In May of last year a couple dozen people took to the streets outside the Kauai Humane Society on the Garden Isle and called for the resignation of its executive director, Penny Cistaro.
In May of last year a couple dozen people took to the streets outside the Kauai Humane Society on the Garden Isle and called for the resignation of its executive director, Penny Cistaro.
They waved signs, waved at passing cars and shared their message to more than one news outlet.
One of the main reasons for calling for Cistaro’s job?
She was too quick to euthanize animals, they said, and the organization had been deflating its kill rate numbers.
And KHS had.
After the rallies, the organization admitted its math equation devising its kill rate was wrong: It had been including the lost dog population whose owners pick them up in the shelter’s overall population — even though the pets would spend a day, or just hours, at the shelter before returning home.
So when they took that population out of the equation for the number of overall animals the shelter housed, the shelter’s euthanasia rate went up. But, in a funny twist, they’d been incorrectly counting those lost dogs for years. So when they recalculated their rate with the correct numbers, even though their kill rate went up across the board, the downward trend of euthanasia rates that the shelter had been experiencing over the years still remained.
“The accusations of poor animal care is an insult to the staff and to me,” Cistaro told the local paper during the heart of the firestorm. “For some of us, this is our life’s work and it’s painful.”
Leaving the Garden Isle, there’s more.
Such as this headline from Oahu from the Hawaii Reporter: “Hawaiian Humane Society Under Fire for Euthanizing Several Thousand Animals Each Year.”
Even the gold standard for no-kill animal shelters — San Francisco’s SPCA — has its critics.

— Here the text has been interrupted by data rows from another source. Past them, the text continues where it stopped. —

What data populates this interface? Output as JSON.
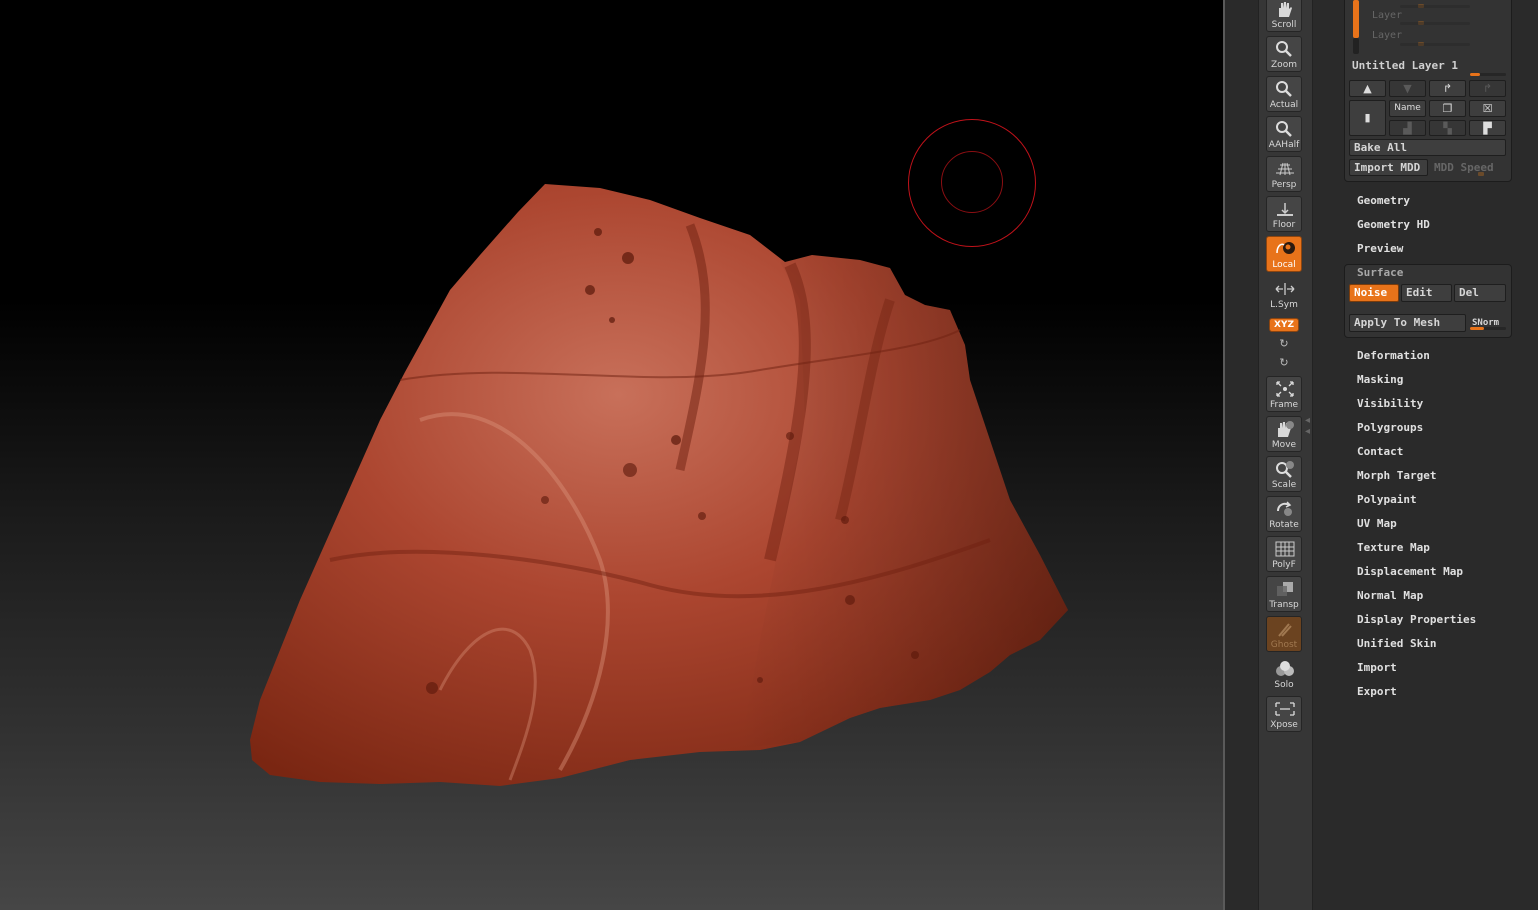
{
  "colors": {
    "accent": "#e8731a",
    "mesh": "#a83a22",
    "cursor": "#c0121a",
    "panel": "#2a2a2a"
  },
  "shelf": [
    {
      "id": "scroll",
      "label": "Scroll",
      "icon": "hand-icon"
    },
    {
      "id": "zoom",
      "label": "Zoom",
      "icon": "magnifier-icon"
    },
    {
      "id": "actual",
      "label": "Actual",
      "icon": "magnifier-icon"
    },
    {
      "id": "aahalf",
      "label": "AAHalf",
      "icon": "magnifier-icon"
    },
    {
      "id": "persp",
      "label": "Persp",
      "icon": "perspective-grid-icon"
    },
    {
      "id": "floor",
      "label": "Floor",
      "icon": "floor-icon"
    },
    {
      "id": "local",
      "label": "Local",
      "icon": "local-pivot-icon",
      "active": true
    },
    {
      "id": "lsym",
      "label": "L.Sym",
      "icon": "symmetry-arrows-icon"
    },
    {
      "id": "xyz",
      "label": "XYZ",
      "active": true
    },
    {
      "id": "frame",
      "label": "Frame",
      "icon": "frame-icon"
    },
    {
      "id": "move",
      "label": "Move",
      "icon": "hand-icon"
    },
    {
      "id": "scale",
      "label": "Scale",
      "icon": "scale-icon"
    },
    {
      "id": "rotate",
      "label": "Rotate",
      "icon": "rotate-icon"
    },
    {
      "id": "polyf",
      "label": "PolyF",
      "icon": "polyframe-grid-icon"
    },
    {
      "id": "transp",
      "label": "Transp",
      "icon": "transparency-icon"
    },
    {
      "id": "ghost",
      "label": "Ghost",
      "icon": "ghost-icon",
      "disabled": true
    },
    {
      "id": "solo",
      "label": "Solo",
      "icon": "solo-spheres-icon"
    },
    {
      "id": "xpose",
      "label": "Xpose",
      "icon": "xpose-arrows-icon"
    }
  ],
  "layers": {
    "rows": [
      "Layer",
      "Layer"
    ],
    "current": "Untitled Layer 1",
    "name_button": "Name",
    "bake_all": "Bake All",
    "import_mdd": "Import MDD",
    "mdd_speed": "MDD Speed"
  },
  "menu_top": [
    "Geometry",
    "Geometry HD",
    "Preview"
  ],
  "surface": {
    "title": "Surface",
    "noise": "Noise",
    "edit": "Edit",
    "del": "Del",
    "apply": "Apply To Mesh",
    "snorm": "SNorm"
  },
  "menu_bottom": [
    "Deformation",
    "Masking",
    "Visibility",
    "Polygroups",
    "Contact",
    "Morph Target",
    "Polypaint",
    "UV Map",
    "Texture Map",
    "Displacement Map",
    "Normal Map",
    "Display Properties",
    "Unified Skin",
    "Import",
    "Export"
  ]
}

Said Alan Hopkins, founder of the Save the Quail campaign, to a Bay Area news outlet about a dispute the sides had over protecting birds: “You’d think the SF/SPCA would be against cruelty to all animals, but that isn’t the case.”
Which brings us back home, as the Hawaii Island Humane Society has been caught in its own controversy, one that doesn’t advance but rather just seems to resurface. Even though it’s been in this newspaper’s headlines recently, it’s a fight that’s been going on for months.
Numbers are at the heart of the problem, although there’s bad blood beyond that.
But let’s stick to the numbers.
Fueling the divide is the fact that HIHS’s contract with Hawaii County bookmarks a set number of euthanized animals — performance standards as they are called — that spells out 14,000 euthanized animals each year among the tasks HIHS is expected to perform as part of its $1.9 million agreement.
Included in HIHS’s number of euthanized animals is some 2,300 adoptable dogs, which is hard for many to accept.
The 14,000 figure is more of a benchmark than anything, according to Donna Whitaker, HIHS executive director. It’s the volume that the number estimates it will see among the euthanized population, including mongooses, and isn’t tied to the money directly. As in, if HIHS ended up euthanizing, say, 8,000, it wouldn’t be docked financially. It isn’t incentivized to put down adoptable dogs.
But reworking the language of the contract won’t solve the issue.
Instead, working with the county will. Because this is, at the heart, a county issue. If the holder of the purse strings would like to tie money to adoption-level benchmarks, it should. If public outcry makes the county want to invest more in spay and neuter, such as aquiring fleets of mobile vans, it should. It is much more difficult and expensive to educate and enhance spay/neuter than it is to put an animal down, so if the public clamors for change, addressing policymakers is more productive than repeated public teeth kickings.
Because the problem really boils down to a question of resources, which is exactly what every problem boils down to when figuring a budget — which the county is currently doing.
But that’s really boring.
Alas, rare is the time emotions don’t circle a humane society. Is it because societies have run the table on hiring deviants who enjoy animal death? Hardly. Part of it is because some animal advocates can’t fathom euthanizing any adoptable pet and hard-line stances make any conversation difficult, especially one about business decisions. Mix in that many others can be more comfortable working with animals than people, and you can see the recipe for combustion.
As far as the bad blood over the different sides, we won’t retread that here. Instead, we suggest looking forward, at next year’s contract, and what can be spelled out and invested in to make any change a reality.
What became of Cistaro on Kauai?
She’s still there, more than three years on the job. It’s the same position Sherry Hoe once held a few years before Cistaro, but she was fired after a high-profile controversy regarding the society’s numbers. After she was dismissed, all KHS’s employees quit as in a dramatic act of support, but that’s another story for another day.